Así lo reflejan los resultados de la encuesta que mensualmente realiza el Banco Central. La inmensa mayoría de los consultados espera un crecimiento para este año superior al 4%. Cabe recordar que a finales de 2008, cuando detona la crisis, y más cercano en el tiempo, en medio del fragor electoral, comenzaron a aparecer diversos analistas y consultores blandiendo las banderas del Apocalipsis. Muchos de esos formadores de opinión y asesores tiene fuerte predicamento en los círculos empresariales.

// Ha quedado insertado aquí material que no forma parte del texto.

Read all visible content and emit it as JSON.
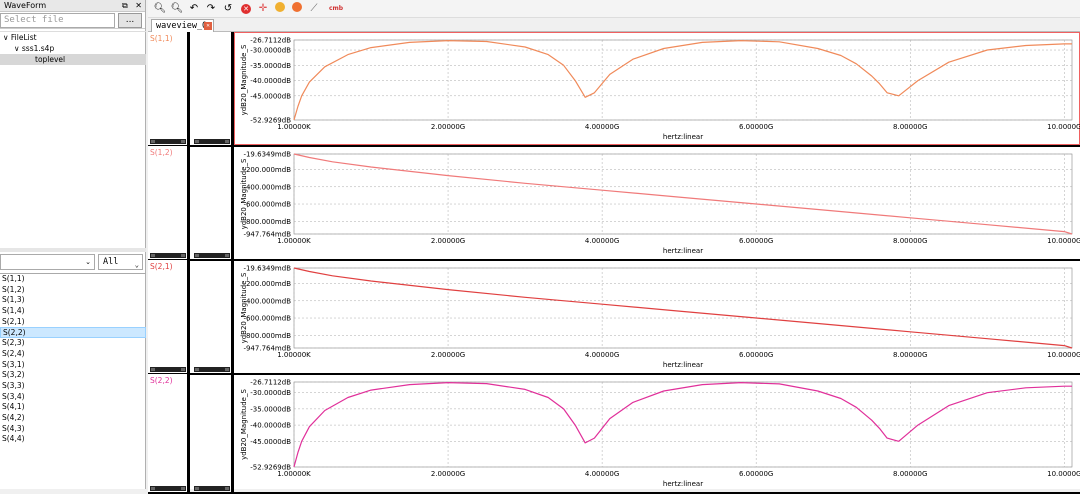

En esos meses finales de 2008 y comienzos de 2009 aconsejaron la retracción de las inversiones y auguraron el peor de los escenarios recesivos; no obstante, nada de ello ocurrió. Nuestra economía resistió bien los embates externos y la realidad pudo más que los agoreros, muchas veces sesgados ideológicamente. En esa oportunidad, como en anteriores yerros de grueso calibre, no se escuchó ni un solo mea culpa. Cabe recordar que algunos de ellos tuvieron activa participación y responsabilidad en la debacle financiera que el país padeció en 2002.
Nuevo escenario
No obstante esto ya es materia de la historia económica de nuestro país y sólo explicita que el mapa de interés permea las decisiones más de los que habitualmente se admite, lo cierto es que existe un consenso importante a que vienen tiempos de expansión económica. Otro dato relevante que sugiere un nuevo escenario de convergencia en las expectativas de los distintos actores económicos que responden la encuesta del BCU, es que la mayoría tiene confianza en la austeridad y prolijidad fiscal durante el próximo ejercicio, tanto que estiman una baja del déficit fiscal que tendería a 1,5%.